Key West tosses study

Key West tosses study

This past Tuesday Key West voters rejected a proposed study to determine the effects of a channel widening project by nearly a 3 to 1 margin.

4,531 voters checked NO on their ballots this past Tuesday, capturing nearly 75 percent of the vote and clearing the channel study off the table.

Mayor Craig Cates, a proponent of the study who defeated challenger Margaret Romero by 9 points said its time to bring the community back together in wake of the controversial decision.

“I support the peoples voice 100 percent and what the community decides to do,” Cates said a couple days after the election.

His campaign victory will be short-lived as he will facing another election in just ten months since the city of Key West opted to move their elections to coincide with the county’s primary election.

“This will save a lot of taxpayer money,” said City Clerk Cheri Smith.

The commissioners are in office for three years, but Cates only gets ten months for his third term. At the moment he is focusing on uniting Key West again and championing city projects.

“We have the groundbreaking of the Truman Waterfront coming up and the new fire station,” said Cates. “I am also going to make sure the $40,000,000 worth of projects stays in the budget.”

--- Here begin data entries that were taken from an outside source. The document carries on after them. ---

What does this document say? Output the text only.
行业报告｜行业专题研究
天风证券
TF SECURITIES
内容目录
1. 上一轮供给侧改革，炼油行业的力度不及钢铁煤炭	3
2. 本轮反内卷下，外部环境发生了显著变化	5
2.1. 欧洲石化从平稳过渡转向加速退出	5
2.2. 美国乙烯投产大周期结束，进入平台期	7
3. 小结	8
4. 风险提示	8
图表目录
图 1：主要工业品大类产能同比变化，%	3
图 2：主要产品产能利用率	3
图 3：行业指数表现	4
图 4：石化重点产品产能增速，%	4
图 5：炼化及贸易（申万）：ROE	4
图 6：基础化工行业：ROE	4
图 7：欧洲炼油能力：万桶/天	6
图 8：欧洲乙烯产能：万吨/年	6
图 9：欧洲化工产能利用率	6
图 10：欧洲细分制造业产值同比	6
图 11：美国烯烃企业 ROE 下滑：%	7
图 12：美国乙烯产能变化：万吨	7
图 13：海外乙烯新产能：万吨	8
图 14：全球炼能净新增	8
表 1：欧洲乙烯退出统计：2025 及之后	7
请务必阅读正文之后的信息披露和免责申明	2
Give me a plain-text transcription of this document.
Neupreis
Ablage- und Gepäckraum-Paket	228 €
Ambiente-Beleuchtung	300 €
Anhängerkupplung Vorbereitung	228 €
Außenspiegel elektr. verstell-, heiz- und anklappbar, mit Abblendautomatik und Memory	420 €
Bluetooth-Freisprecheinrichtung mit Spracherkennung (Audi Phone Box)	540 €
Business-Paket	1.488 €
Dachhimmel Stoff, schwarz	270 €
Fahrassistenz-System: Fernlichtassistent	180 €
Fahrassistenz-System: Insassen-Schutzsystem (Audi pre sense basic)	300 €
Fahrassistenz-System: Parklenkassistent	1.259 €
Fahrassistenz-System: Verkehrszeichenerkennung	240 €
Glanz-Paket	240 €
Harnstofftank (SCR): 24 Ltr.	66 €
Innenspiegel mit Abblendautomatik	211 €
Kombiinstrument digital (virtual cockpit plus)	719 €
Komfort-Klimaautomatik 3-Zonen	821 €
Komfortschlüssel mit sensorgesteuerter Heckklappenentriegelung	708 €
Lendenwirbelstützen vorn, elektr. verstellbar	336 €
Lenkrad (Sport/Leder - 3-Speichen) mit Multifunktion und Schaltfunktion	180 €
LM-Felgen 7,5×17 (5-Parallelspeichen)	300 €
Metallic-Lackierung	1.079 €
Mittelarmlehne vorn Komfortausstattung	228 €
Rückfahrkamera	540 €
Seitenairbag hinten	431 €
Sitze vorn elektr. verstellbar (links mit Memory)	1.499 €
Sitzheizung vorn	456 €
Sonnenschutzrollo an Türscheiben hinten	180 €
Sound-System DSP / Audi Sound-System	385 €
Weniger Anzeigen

The evening was bittersweet for the Cates family as his wife, Cheryl lost out on her bid for Utility Board, Group 3.

Tim Root captured a 40 percent of the vote, but not enough to seal the election. Utility Board candidates must receive at least 50 percent of the vote in order to win. Root will face political newcomer Vidal in a run-off election scheduled for November 5. Cates came up 73 votes short of Vidal.

In the race for City Commission, District 1 Jimmy Weekley handily defeated his opponent Tom Milone by raking in 942 of the 1217 votes cast.

Overall there was 41 percent, or a 6,185 out of 15,087 voter turnout rate of citizens in the poles. According to Smith more people should come out for the next election due to date that occurs with the county’s primary election.

“The citizens voted two years ago and this is a unique circumstance for a rushed election,” she said. “There are numerous cities in Florida doing the same process and there will be less confusion as a result.”